Perhaps suggesting 1 component? I’m working with a low number of samples (6 overall) for each dataset, of which there are 3 different omic datasets I am investigating before attempting integration.

Here’s the code I’ve used for the perf:

MyResult.plsda<- plsda(data,factors, ncomp=4, near.zero.var = TRUE)
MyPerf.plsda <- perf(MyResult.plsda, validation = "loo",dist = c("max.dist","centroids.dist"), 
                     progressBar = FALSE, nrepeat = 1)
plot(MyPerf.plsda.trans, sd = TRUE, legend.position =  "horizontal")

The only thing I have not investigated is “Potentially variables that are almost exactly the same (multi collinearity)”. I’ve not much of a clue on how to deal with this, apologies but I’m just starting out.

Thanks for any assitance offered.

Sam

I have a pretty good idea what your issue is here.

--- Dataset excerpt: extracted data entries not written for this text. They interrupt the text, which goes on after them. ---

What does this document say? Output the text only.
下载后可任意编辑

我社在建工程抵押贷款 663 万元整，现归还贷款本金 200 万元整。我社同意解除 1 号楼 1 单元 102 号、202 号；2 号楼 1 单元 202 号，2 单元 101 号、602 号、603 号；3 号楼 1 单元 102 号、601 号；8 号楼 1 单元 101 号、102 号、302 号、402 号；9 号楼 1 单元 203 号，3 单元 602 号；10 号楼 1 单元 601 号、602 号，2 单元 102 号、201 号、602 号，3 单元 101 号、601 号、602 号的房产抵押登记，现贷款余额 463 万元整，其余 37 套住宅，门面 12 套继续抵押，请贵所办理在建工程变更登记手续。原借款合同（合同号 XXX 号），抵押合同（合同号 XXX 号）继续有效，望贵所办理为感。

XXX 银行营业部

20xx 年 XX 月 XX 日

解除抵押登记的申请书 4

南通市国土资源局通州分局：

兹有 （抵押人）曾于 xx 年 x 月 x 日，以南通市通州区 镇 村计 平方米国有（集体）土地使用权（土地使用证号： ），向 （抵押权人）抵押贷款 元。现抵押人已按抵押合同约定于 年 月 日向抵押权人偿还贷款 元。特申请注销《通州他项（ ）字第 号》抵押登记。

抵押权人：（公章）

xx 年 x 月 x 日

My masters focused on plsda and other methods (that were supervised) for low class sizes such as 6. I have a good familiarity with issues that pop up with this package with low sample size.

My guess what has happened here is the reciprocal condition number error appeared because you cannot invert the sample covariance matrix when using malahanobis distance. Try not specifying this in the function and only use centroid distance for example.

But in all seriousness, using leave one out with this small of a sample size is very unpractical.

However given you really want to use cross validation, one option is you could attempt a bootstrap cross-validation by writing code manually. This maybe tricky, depending on your skill level in R. I specifically recommend the bootstrap zero estimator, while biased, will at least somewhat work with this small class size.

You could also find your components without cross validation by using the full 6 samples and finding which component has the highest correlation between your response Y and X (your data) multiplied by T (your scores) —> cor(Y,tX).

Hope this helps!

1 Like

Hi,

Thanks for the help!

I’m also doing my masters project and this is the main focus, but it’s been tough getting to grips with all the concepts and getting stuff to work!

I did read about leaving out malahanobis distances, and I think I’ve done it correctly by leaving it out (in the plot for example, it only shows max.dist and centroids.dist). But this hasn’t really solved my problem.

That sounds very interesting, I’m quite new to R (and some of these concepts!) but hopefully I can try and figure it out!

That sounds like a great idea as well! Unfortunately I’ve just discovered that all my datasets predictors have high correlation within each dataset, and I’m trying to find a workaround to dealing with this high correlation (for instance, there’s a majority of predictors with a correlation score above the threshold of 0.99) for my data.

Thank you very much for the response, it’s given me a lot to think about and hopefully I can get it solved really soon for my project! :joy: :sweat_smile:

Hi @studentScot,

Can you try feature selection using the splsda function and see if the issue still presists? Our feature selection algorithm is designed to efficiently deal with highly collinear variables.

Thanks

Al

1 Like

Hi Al,

I gave it a go with splsda (code below) and I’ve got the same result for all three datasets I’m working with.

MyResult.splsda.trans2 <- splsda(t.trans_data,factors, ncomp=4)
MyPerf.splsda.trans <- perf(MyResult.splsda.trans2, validation = "loo",dist = c("max.dist","centroids.dist"), 
                           progressBar = FALSE, nrepeat = 1) 
plot(MyPerf.splsda.trans, sd = TRUE, legend.position = 
       "horizontal")

I’m having to give less attention to this problem due to time-constraints, but any further help would be much appreciated. If it stands that performance tuning won’t work with my dataset, I’ll call it as an exploratory analysis and make a note of that in the report I’m doing.

Thanks for the assistance.